Agenda 01/12/2000 às 00:00

Diversos Estados da Federação vêm oferecendo incentivos para atrair investimentos privados em seus territórios. Tal fenômeno, apesar de conhecido por "guerra fiscal", consiste na concessão de incentivos fiscais e de incentivos financeiros, além de outros incentivos de natureza variada.

Os incentivos financeiros consistem na concessão de financiamentos realizados por meio de bancos estaduais, em geral bancos de investimentos, contando com recursos de fundos estaduais ou programas de desenvolvimento.

Os incentivos fiscais, objeto desse estudo, são aqueles de natureza tributária, consistindo, principalmente, na redução ou, até mesmo, isenção da cobrança do Imposto sobre a Circulação de Mercadorias e Prestação de Serviços - ICMS, a ser cobrado das empresas estabelecidas nos Estados, conforme ressalta trabalho do IPEA/FUNDAP:

"Cria-se um fundo de incentivos, alimentado por recursos orçamentários e outras fontes usuais, que conceda financiamento para capital de giro. O montante do crédito é definido de forma a corresponder, grosso modo, ao montante esperado do recolhimento de ICMS da empresa. Quando é um empreendimento novo, é usual a devolução integral do imposto gerado. Quando se trata de ampliação, o crédito devolve o chamado ICMS incremental.

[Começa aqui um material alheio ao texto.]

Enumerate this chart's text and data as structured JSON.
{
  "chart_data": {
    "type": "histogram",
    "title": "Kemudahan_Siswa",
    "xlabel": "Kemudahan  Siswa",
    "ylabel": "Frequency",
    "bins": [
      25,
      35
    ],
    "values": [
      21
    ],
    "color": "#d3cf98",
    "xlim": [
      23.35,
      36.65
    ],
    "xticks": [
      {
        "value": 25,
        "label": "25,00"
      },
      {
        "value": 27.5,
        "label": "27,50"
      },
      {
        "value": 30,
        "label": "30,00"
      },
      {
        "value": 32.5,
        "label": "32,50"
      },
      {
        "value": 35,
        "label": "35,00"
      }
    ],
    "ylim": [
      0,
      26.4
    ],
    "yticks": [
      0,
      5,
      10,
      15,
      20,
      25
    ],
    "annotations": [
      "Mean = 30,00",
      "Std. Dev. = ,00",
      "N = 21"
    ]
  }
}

Em terceiro lugar, há que garantir a necessária transferência dos recursos escolhidos via arrecadação para o fundo de incentivos".

Tais incentivos podem ser concedidos por meio de Lei Complementar ou através de Convênios interestaduais, celebrados e ratificados pelos Estados, que somente passam a ter eficácia após aprovação por Decreto Legislativo.[1]

Tanto os mecanismos clássicos tributários como os mecanismos financeiros de concessão de incentivos fiscais relacionados ao ICMS têm efeitos semelhantes em termos de benefícios para as empresas e de impacto sobre a concorrência e sobre o mercado.

Em atenção aos aspectos anticoncorrenciais dos incentivos fiscais, deve-se primeiramente colocar que a legislação brasileira, com fundamento no art. 6º do Código de Subsídios e Medidas Compensatórias do GATT (General Agreement on Tariffs and Trade), hoje Organização Mundial do Comércio (OMC), conceitua "subsídios" como as várias modalidades de auxílio financeiro, fiscal e comercial oferecido pelo governo aos produtores e/ou exportadores, inserindo-se, portanto, os incentivos fiscais nesse conceito.

Com relação a este primeiro enfoque, devemos citar estudo realizado por Hartigan et al. (1994), da Universidade de Oklahoma, que com base na análise dos resultados da aplicação de Medidas antidumping e Compensatórias, concluiu que práticas comerciais subsidiadas por governos são mais perigosas aos países importadores do que o dumping propriamente dito. Com efeito, segundo o estudo, maior ênfase deve ser dada aos processos da OMC onde a participação de subsídios governamentais estão presentes, pois o potencial de dano material à indústria doméstica do país importador é maior do que via prática de dumping normal.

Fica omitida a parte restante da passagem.